You could translate “chinoiserie” as “Chinese…ish,” if you want. It’s a cultural form of infatuation with the transfer student–in retrospect it may come to seem childish and superficial. But initially, there’s a flush of novelty, a flash of curiosity, and a fleshing out of another inner life through trial and error, mostly error. (In a similar way, knock-offs of products are usually not very good, most fail, and a few develop into something so good they rival the original–witness Japan’s whisky.)
Opera records many of these cross-cultural erotic attractions, sometimes intra-European, sometimes extra-, and the lesson is usually binary: Either the attractive foreigner is in basic ways just like us (Romance!), or in equally fundamental ways, not (Tragedy!). It’s not just about drama in scenic pagodas. Here’s conductor Asher Fisch on the ways Puccini worked the pentatonic and hijaz modes into Turandot‘s score, while reserving heart-pounding harmonies for the big emotions. (For Puccini, down deep everyone was an Italian opera fan, and history does seem to support his thesis.)

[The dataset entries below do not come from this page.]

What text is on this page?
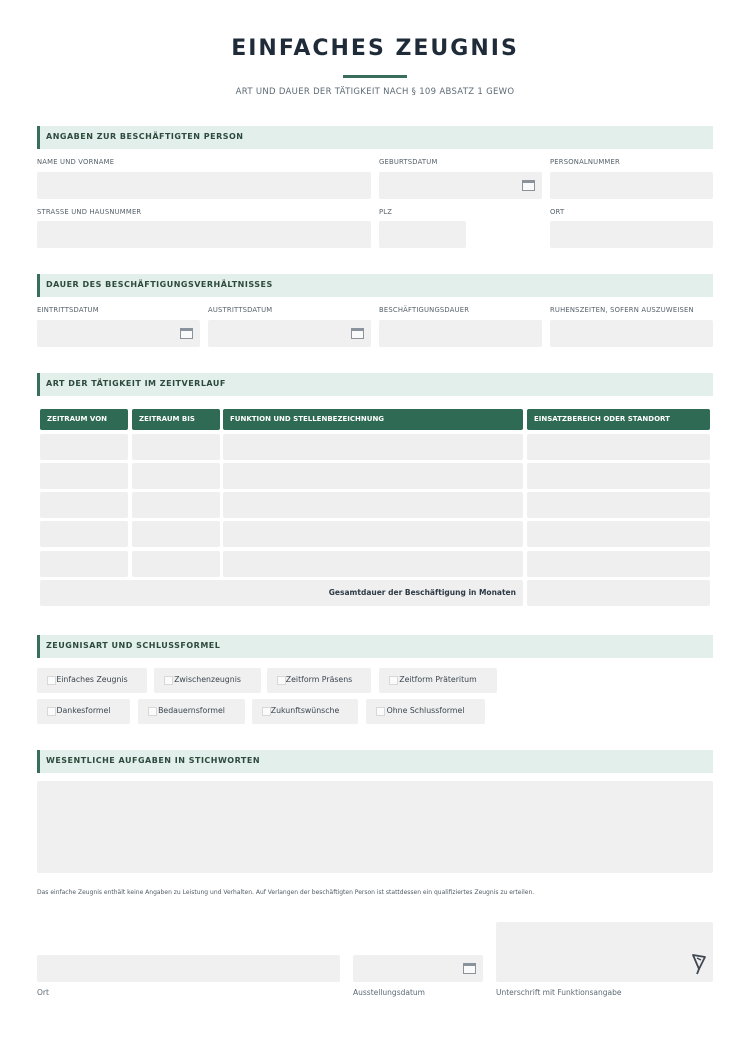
EINFACHES ZEUGNIS
ART UND DAUER DER TÄTIGKEIT NACH § 109 ABSATZ 1 GEWO
ANGABEN ZUR BESCHÄFTIGTEN PERSON
NAME UND VORNAME	GEBURTSDATUM	PERSONALNUMMER
STRASSE UND HAUSNUMMER	PLZ	ORT
DAUER DES BESCHÄFTIGUNGSVERHÄLTNISSES
EINTRITTSDATUM	AUSTRITTSDATUM	BESCHÄFTIGUNGSDAUER	RUHENSZEITEN, SOFERN AUSZUWEISEN
ART DER TÄTIGKEIT IM ZEITVERLAUF
ZEITRAUM VON	ZEITRAUM BIS	FUNKTION UND STELLENBEZEICHNUNG	EINSATZBEREICH ODER STANDORT
Gesamtdauer der Beschäftigung in Monaten
ZEUGNISART UND SCHLUSSFORMEL
Einfaches Zeugnis	Zwischenzeugnis	Zeitform Präsens	Zeitform Präteritum
Dankesformel	Bedauernsformel	Zukunftswünsche	Ohne Schlussformel
WESENTLICHE AUFGABEN IN STICHWORTEN
Das einfache Zeugnis enthält keine Angaben zu Leistung und Verhalten. Auf Verlangen der beschäftigten Person ist stattdessen ein qualifiziertes Zeugnis zu erteilen.
Ort	Ausstellungsdatum	Unterschrift mit Funktionsangabe
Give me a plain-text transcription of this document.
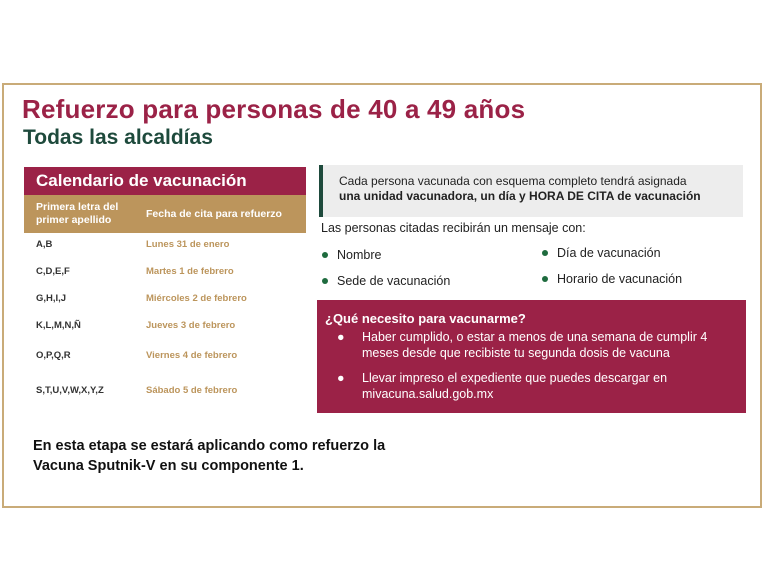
Refuerzo para personas de 40 a 49 años
Todas las alcaldías
Calendario de vacunación
Primera letra del primer apellido	Fecha de cita para refuerzo
A,B	Lunes 31 de enero
C,D,E,F	Martes 1 de febrero
G,H,I,J	Miércoles 2 de febrero
K,L,M,N,Ñ	Jueves 3 de febrero
O,P,Q,R	Viernes 4 de febrero
S,T,U,V,W,X,Y,Z	Sábado 5 de febrero
Cada persona vacunada con esquema completo tendrá asignada
una unidad vacunadora, un día y HORA DE CITA de vacunación
Las personas citadas recibirán un mensaje con:
Nombre
Sede de vacunación
Día de vacunación
Horario de vacunación
¿Qué necesito para vacunarme?
●	Haber cumplido, o estar a menos de una semana de cumplir 4 meses desde que recibiste tu segunda dosis de vacuna
●	Llevar impreso el expediente que puedes descargar en mivacuna.salud.gob.mx
En esta etapa se estará aplicando como refuerzo la Vacuna Sputnik-V en su componente 1.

While they look to have so much in common, the hurdle that The Nightingale seems to face that Turandot doesn’t is that the The Nightingale was born today, while Turandot was born yesterday. Turandot is inextricably part of culture, an object with history; outside of your personal immersion (or not) in its story, it’s much like a grandparent’s faded photograph of that long-ago heartbreaker.
Its failings (three spring to mind, Ping, Pang, and Pong, which have to be carefully contextualized as commedia rather than casually racist) are those of another generation. It’s not so authentic in its depiction of China as in its failure to do so (authenticity is the more prized the more we struggle to identify ourselves–as cultures homogenize, cultural authenticity becomes a fetish, where liberals stash their conservatism). It is successful because “ice princess” turns out to be an archetype: Either you have tried to win someone’s heart, or you have been caught between your own head and heart’s contradictory urgings. (The true ice princess is not unfeeling, but feeling and frozen.)

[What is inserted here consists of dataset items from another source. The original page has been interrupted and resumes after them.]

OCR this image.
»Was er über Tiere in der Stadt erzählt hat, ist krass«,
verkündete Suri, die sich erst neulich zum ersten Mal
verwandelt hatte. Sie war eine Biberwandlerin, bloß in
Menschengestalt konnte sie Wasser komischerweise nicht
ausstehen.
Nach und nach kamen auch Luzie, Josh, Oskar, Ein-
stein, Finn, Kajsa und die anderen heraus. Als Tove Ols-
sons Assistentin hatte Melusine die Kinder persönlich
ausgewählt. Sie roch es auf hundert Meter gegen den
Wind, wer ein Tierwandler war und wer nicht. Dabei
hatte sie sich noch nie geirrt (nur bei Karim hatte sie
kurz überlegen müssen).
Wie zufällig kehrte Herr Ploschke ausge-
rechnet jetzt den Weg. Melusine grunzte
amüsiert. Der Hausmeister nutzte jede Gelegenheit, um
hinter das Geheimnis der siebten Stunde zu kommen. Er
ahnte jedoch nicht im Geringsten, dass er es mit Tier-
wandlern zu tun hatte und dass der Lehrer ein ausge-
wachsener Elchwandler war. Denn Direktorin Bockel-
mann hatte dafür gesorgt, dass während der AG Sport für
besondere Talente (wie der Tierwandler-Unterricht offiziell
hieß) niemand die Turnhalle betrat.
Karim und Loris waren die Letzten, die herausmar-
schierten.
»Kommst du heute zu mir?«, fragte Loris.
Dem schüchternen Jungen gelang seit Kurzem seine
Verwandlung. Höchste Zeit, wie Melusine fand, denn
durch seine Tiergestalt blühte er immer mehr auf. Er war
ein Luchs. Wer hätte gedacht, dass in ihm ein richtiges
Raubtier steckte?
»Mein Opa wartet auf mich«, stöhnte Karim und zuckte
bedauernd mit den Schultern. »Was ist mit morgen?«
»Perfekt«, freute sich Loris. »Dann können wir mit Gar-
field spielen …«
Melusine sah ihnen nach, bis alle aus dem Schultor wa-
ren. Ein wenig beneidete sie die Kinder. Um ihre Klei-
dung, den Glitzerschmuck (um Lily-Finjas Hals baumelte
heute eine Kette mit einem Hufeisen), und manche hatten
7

Today, in La Jolla, you can’t simply wave a wand and call your China “mythic”–not because anyone in China knows or cares, necessarily, but because there are so many Americans of Chinese descent who bristle at it, and are willing to remind you that they’re in the audience.
Frankly, this is why mythic is adjective best applied by succeeding generations. Art is born in the here and now, out of material and immaterial phenomena, and it is in conversations like this that you get to see why it matters that people make art, rather than simply ingest the classics. Art may be a list of the problems of our time, but at least they are our problems.